ROMA, 29 gennaio – La crisi
economica mette in luce tutte le difficoltà e le criticità di un Paese che non ha mai brillato per buona
amministrazione delle risorse pubbliche e che ha male investito i propri fondi
fino a raggiungere un debito insostenibile senza dotarsi delle strutture, dei
servizi e delle professionalità che sarebbe stato possibile
creare e formare.
La crisi
economica, che è crisi di ceto dirigente e
produttivo prima ancora che finanziaria, evoca la necessità di dare tutela a coloro che
stanno perdendo o non hanno mai avuto pari dignità
e pari opportunità, e non solo la necessità di risposte giudiziarie che accompagnino la ripresa
economica e il sostegno a chi produce. I due versanti non possono procedere
disgiunti, perché solo la garanzia dei diritti
e della dignità delle persone può assicurare un sistema complessivamente equilibrato e una
“ripresa” del Paese che non si misuri esclusivamente in quantità di moneta circolante, di consumi e di esportazioni.
Perché questo avvenga,
occorre procedere a interventi positivi e rimuovere ostacoli al pieno
dispiegarsi delle potenzialità che il sistema giustizia
possiede e non riesce ad esprimere, in parte per limiti propri e in parte per
carenze di sistema.
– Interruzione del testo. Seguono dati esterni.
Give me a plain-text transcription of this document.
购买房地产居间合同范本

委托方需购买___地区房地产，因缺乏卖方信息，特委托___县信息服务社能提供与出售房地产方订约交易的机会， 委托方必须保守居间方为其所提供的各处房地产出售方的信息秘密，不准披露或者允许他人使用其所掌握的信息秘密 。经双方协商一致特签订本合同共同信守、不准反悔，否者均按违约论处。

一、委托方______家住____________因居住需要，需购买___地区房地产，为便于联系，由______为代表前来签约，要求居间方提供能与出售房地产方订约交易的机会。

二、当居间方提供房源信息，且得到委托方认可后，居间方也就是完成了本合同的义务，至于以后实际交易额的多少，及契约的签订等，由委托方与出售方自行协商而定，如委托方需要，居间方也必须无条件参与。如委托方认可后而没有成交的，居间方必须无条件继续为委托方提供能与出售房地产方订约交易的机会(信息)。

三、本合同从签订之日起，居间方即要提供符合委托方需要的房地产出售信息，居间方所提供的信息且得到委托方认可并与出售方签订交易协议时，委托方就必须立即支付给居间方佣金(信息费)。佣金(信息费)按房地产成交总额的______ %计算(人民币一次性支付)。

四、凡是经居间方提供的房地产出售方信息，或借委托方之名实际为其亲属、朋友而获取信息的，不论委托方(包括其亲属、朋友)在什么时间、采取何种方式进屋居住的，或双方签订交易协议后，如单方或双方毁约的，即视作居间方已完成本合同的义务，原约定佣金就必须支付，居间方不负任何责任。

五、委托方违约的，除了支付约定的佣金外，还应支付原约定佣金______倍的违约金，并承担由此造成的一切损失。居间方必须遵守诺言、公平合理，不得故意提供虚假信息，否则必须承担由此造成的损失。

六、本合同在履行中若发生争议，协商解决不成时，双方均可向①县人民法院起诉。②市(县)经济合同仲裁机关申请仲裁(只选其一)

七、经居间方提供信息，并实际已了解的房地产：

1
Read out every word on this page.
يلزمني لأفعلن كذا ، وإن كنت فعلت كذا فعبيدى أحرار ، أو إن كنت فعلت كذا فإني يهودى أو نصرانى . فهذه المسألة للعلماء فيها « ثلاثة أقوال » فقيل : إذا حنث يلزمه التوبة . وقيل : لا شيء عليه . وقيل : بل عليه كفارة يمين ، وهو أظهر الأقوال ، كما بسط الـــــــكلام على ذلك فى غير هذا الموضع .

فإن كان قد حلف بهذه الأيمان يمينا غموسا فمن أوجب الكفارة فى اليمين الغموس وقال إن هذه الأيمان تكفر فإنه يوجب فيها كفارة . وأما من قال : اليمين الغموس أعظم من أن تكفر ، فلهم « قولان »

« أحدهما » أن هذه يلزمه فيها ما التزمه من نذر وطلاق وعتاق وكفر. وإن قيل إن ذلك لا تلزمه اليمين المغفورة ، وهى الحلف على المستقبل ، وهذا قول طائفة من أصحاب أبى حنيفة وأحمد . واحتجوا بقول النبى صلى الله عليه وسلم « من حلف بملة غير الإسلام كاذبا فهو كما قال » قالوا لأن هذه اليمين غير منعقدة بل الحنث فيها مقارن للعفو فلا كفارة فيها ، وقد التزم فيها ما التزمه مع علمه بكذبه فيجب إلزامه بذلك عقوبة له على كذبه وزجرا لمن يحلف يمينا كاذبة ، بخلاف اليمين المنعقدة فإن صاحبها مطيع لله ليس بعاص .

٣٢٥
Nel corso delle cerimonie di inaugurazione dell’anno
giudiziario sono stati indicati percorsi importanti per dare più efficienza, credibilità
ed efficacia alla giurisdizione. Ma restano nodi inespressi che hanno, invece,
grande rilievo per la qualità della giustizia e i bisogni
del Paese e delle singole persone.
Non
possiamo allora passare sotto silenzio la necessità di superare una visione politica che accresce le
diseguaglianze, impoverisce i diritti
personali e sociali, accentua il ricorso alla giustizia come ultima difesa di
beni che dovrebbero trovare sostegno nelle politiche pubbliche prima che nella
aule dei tribunali civili e penali.
Allo
stesso modo va ripensato un sistema di
regole, di autorità e di controlli pubblici che
non riesce a intercettare gli abusi finanziari e amministrativi le cui
conseguenze ricadono innanzitutto su risparmiatori, utenti e lavoratori. Da tempo molti
commentatori evidenziano come l’attuale sistema penale concorra a rendere i
processi lunghi, favorisca la prescrizione di reati gravi ma puniti con pene
modeste e, in fondo, operi a due velocità penalizzando i soggetti meno
garantiti.
La
risposta a queste criticità dei settori civili e penali
può venire solo dal superamento
definitivo di una politica sulla giustizia costruita su singoli interventi in assenza
di un disegno complessivo che si articoli su priorità, su risparmi oculati e su investimenti lungimiranti.
Diventa
allora indispensabile porre rimedio tempestivo alla scopertura così elevata degli organici dei magistrati, che penalizza il funzionamento degli uffici,
frustra molti degli sforzi di miglioramento e rischia di rendere in parte
inutile la revisione delle circoscrizioni. Senza dimenticare che l’ormai più che decennale blocco totale delle assunzioni del personale
amministrativo e tecnico del settore giustizia si dimostra incompatibile con le
esigenze minime di funzionalità e con la necessaria
innovazione tecnologica che richiede l’immissione di professionalità adeguate. E, più in generale, dobbiamo
evidenziare i rischi che deriverebbero dall’assenza di risorse necessarie per
rendere operative le innovazioni
introdotte in tema di processo civile telematico, di notificazioni, di
programmi organizzativi.
Molto la
magistratura può fare in un contesto positivo, assumendosi
responsabilità chiare per i miglioramenti
che le competono, a partire dal sistema di nomina dei capi ufficio, troppo
spesso condizionato da logiche estranee alla selezione e alla valutazione su
base di attitudini e qualità.
Infine, e
soprattutto, soprattutto non possiamo permetterci una ritorno al clima di
diffidenza e di avversione verso i controlli di legalità e la magistratura che una parte dei rappresentanti
politici periodicamente contribuisce a creare,
con effetti disastrosi per la collettività.